My original plan was to make a pinafore dress–an empire-waisted, a-line skirt with criss-crossing straps and lots of buttons, mostly decorative. It would be really simple, not use too much fabric, and would mostly be practice in making seams, something I’m pretty bad at. Most importantly, I wouldn’t have to take a bodice into account.

So I cut out five skirt panels from my fabric, only part of the way through I got really concerned about whether I had enough fabric and started paying more attention to conserving fabric and less to how the skirt was actually going to look. In the end I succeeded in doing neither, because what I ended up with was three panels cut on the right side of the fabric, and the other two backwards. Eventually I sorted it out, by shortening the panels and disregarding the actual grain of the fabric, but when four panels were sewn together and I tried on what I had created, it didn’t fit very well and the entire project was just getting more and more complicated. I didn’t even want a pinafore dress, I was only making it because it seemed simple.
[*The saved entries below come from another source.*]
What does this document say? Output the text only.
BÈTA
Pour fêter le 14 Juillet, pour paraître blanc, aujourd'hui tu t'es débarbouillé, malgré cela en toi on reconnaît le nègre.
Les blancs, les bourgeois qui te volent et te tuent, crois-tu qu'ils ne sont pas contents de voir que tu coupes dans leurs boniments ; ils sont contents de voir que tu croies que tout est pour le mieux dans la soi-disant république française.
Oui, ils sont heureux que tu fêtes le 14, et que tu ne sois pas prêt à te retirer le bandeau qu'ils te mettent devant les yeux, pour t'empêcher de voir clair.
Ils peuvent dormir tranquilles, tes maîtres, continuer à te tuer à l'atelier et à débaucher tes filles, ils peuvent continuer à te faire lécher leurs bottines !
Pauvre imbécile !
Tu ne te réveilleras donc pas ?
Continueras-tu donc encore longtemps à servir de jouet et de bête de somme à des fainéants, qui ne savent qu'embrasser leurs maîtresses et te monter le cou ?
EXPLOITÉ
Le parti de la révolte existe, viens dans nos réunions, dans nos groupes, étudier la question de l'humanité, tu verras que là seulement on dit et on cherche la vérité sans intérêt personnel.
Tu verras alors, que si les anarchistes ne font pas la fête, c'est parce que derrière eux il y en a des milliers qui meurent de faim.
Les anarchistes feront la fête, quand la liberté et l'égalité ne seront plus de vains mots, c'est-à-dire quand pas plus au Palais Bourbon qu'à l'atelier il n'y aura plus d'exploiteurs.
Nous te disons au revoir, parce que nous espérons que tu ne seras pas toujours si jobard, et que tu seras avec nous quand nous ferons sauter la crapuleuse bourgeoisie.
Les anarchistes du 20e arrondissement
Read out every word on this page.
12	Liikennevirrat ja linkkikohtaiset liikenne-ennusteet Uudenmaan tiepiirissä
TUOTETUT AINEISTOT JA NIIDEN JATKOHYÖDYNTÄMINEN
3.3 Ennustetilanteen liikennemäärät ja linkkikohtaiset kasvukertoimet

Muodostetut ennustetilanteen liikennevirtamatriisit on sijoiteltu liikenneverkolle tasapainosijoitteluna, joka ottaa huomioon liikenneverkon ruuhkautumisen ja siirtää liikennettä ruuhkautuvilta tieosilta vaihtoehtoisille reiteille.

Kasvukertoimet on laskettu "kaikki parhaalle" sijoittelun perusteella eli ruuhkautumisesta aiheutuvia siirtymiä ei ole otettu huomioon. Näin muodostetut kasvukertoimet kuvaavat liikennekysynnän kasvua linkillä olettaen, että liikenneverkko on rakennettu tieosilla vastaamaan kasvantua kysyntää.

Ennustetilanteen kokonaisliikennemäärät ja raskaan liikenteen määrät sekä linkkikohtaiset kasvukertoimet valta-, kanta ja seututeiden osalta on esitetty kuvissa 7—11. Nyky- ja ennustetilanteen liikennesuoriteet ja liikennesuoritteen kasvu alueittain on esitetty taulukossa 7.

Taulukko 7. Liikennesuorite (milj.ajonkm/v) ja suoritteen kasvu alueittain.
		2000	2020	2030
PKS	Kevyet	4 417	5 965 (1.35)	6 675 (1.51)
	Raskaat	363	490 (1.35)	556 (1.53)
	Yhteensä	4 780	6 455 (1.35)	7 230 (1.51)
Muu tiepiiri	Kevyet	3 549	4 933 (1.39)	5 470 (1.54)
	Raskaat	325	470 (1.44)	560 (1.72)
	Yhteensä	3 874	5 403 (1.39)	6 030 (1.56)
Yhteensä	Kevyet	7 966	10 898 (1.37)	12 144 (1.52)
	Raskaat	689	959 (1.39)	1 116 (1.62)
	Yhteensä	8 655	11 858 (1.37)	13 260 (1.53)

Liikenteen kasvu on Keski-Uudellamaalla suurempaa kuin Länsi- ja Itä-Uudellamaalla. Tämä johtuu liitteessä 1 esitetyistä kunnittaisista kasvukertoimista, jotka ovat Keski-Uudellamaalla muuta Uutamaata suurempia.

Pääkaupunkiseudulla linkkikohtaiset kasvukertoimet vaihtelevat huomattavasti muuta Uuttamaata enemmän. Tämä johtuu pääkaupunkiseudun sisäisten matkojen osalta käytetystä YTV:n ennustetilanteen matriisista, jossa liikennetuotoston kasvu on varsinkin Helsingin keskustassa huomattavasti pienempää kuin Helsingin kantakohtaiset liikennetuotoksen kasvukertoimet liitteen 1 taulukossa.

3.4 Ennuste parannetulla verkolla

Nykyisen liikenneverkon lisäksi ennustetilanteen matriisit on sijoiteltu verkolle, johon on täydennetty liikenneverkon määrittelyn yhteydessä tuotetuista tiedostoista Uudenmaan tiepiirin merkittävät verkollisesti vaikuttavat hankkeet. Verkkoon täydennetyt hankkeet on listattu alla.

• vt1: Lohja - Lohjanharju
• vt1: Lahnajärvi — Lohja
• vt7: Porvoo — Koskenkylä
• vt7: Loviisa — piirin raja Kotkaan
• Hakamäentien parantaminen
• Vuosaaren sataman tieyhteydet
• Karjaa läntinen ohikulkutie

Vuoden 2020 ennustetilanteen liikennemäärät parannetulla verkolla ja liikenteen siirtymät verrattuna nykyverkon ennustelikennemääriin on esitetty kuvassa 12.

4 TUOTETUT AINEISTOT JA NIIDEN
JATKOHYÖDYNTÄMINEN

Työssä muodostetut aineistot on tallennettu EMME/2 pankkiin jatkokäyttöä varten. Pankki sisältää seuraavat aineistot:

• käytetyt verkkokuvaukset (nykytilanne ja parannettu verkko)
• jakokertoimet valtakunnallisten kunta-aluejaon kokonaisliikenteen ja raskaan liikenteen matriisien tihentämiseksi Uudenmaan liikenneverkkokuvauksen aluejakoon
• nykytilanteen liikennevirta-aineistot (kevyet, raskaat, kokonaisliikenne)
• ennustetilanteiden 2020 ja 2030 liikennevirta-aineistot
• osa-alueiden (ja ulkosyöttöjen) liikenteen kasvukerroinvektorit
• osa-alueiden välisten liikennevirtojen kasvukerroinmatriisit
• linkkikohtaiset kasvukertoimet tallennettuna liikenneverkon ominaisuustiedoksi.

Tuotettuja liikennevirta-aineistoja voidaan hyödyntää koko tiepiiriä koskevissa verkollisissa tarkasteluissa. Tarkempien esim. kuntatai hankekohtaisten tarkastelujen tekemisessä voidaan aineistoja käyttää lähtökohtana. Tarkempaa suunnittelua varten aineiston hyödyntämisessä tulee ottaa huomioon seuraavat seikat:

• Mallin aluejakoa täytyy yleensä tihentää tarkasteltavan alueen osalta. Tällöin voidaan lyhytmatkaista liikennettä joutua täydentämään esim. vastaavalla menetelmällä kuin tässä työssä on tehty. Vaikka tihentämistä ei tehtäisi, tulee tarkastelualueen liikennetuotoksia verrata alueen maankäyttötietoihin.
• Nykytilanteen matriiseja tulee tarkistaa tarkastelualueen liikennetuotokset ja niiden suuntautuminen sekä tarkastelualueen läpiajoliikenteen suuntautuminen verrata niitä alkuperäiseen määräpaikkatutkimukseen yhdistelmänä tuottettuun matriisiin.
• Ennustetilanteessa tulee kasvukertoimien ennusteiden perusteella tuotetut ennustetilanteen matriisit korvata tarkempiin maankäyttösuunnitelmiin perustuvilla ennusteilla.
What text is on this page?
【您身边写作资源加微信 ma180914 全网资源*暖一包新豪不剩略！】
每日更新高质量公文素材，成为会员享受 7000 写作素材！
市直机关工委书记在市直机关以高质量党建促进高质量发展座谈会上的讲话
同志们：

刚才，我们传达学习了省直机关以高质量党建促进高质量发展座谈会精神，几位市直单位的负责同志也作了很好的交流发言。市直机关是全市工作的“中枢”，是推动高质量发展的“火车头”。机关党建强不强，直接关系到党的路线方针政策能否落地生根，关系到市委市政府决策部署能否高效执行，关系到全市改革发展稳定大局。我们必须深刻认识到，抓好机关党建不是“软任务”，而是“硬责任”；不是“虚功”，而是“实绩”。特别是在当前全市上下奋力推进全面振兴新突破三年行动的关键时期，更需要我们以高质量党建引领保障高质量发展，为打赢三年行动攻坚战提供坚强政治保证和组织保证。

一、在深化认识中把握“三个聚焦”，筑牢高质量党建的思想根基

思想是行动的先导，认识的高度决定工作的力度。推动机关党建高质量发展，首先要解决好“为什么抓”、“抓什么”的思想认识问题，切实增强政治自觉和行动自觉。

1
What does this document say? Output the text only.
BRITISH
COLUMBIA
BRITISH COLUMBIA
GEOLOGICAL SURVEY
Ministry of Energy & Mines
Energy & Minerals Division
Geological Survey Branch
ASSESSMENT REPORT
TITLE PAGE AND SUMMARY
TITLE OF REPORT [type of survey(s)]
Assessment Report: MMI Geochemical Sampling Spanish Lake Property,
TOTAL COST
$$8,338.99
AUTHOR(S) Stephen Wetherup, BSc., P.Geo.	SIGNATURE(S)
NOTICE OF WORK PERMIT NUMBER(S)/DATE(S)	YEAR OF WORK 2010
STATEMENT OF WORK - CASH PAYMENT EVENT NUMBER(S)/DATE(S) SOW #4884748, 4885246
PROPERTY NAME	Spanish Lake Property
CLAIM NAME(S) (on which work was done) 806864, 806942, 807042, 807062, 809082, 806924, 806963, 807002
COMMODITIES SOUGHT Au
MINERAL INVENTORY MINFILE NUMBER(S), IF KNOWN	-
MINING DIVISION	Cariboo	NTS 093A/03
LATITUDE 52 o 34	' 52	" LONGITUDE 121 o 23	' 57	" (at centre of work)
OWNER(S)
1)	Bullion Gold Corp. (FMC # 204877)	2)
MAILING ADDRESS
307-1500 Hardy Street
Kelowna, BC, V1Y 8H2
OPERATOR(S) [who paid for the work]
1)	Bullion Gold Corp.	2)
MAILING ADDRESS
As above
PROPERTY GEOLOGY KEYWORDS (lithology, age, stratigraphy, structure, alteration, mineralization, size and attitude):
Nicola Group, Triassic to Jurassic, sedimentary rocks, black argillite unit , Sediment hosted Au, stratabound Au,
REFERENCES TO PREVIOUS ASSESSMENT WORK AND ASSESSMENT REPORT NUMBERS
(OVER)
And so I thought, why make an ill-fitting dress suitable only for children under twelve, when you can make a tasteful, high-waisted skirt instead and with less trouble?

So that is what I did. I used the last piece of fabric to make a sixth panel, and voila! A skirt!

skirt side

I kept the sash, because I had already cut it out and I needed a waistband. I think it adds a nice detail and it is good to be able to cinch up the waist a little bit, but even as I was making it I was aware that the sash I was envisioning was not made of quilting cotton, but maybe of some material that gathers and drapes. Hopefully, though, this fabric will have an opportunity to soften up, because I will be able to wash this one with impunity!

Which brings us to the highlight of the skirt–French seams!

french seam

I’m really proud of them. You can see from the picture at the top that the first one didn’t turn out ideally–there is a thin line of unfinished edge showing in one of the seams, but I refuse to let that bother me.

I also kept the button fastening from the original dress design, mostly because I didn’t have any zippers, but buttons are cute so that’s all right.

buttons

The closure was kind of tricky and is less than perfect and probably not the most durable thing ever, but it’s almost my favorite part, if you don’t look too closely at it.

Now that I have purchased an iron, I have no excuse not to sew things and I am already trying to figure out what my next project will be. Though I am somewhat limited by lack of skill and having only one pattern (well, two, but one needs all sort of fitting work first), I am sure I will come up with something, and if I don’t come up with anything soon I will maybe make myself curtains with beautiful seams.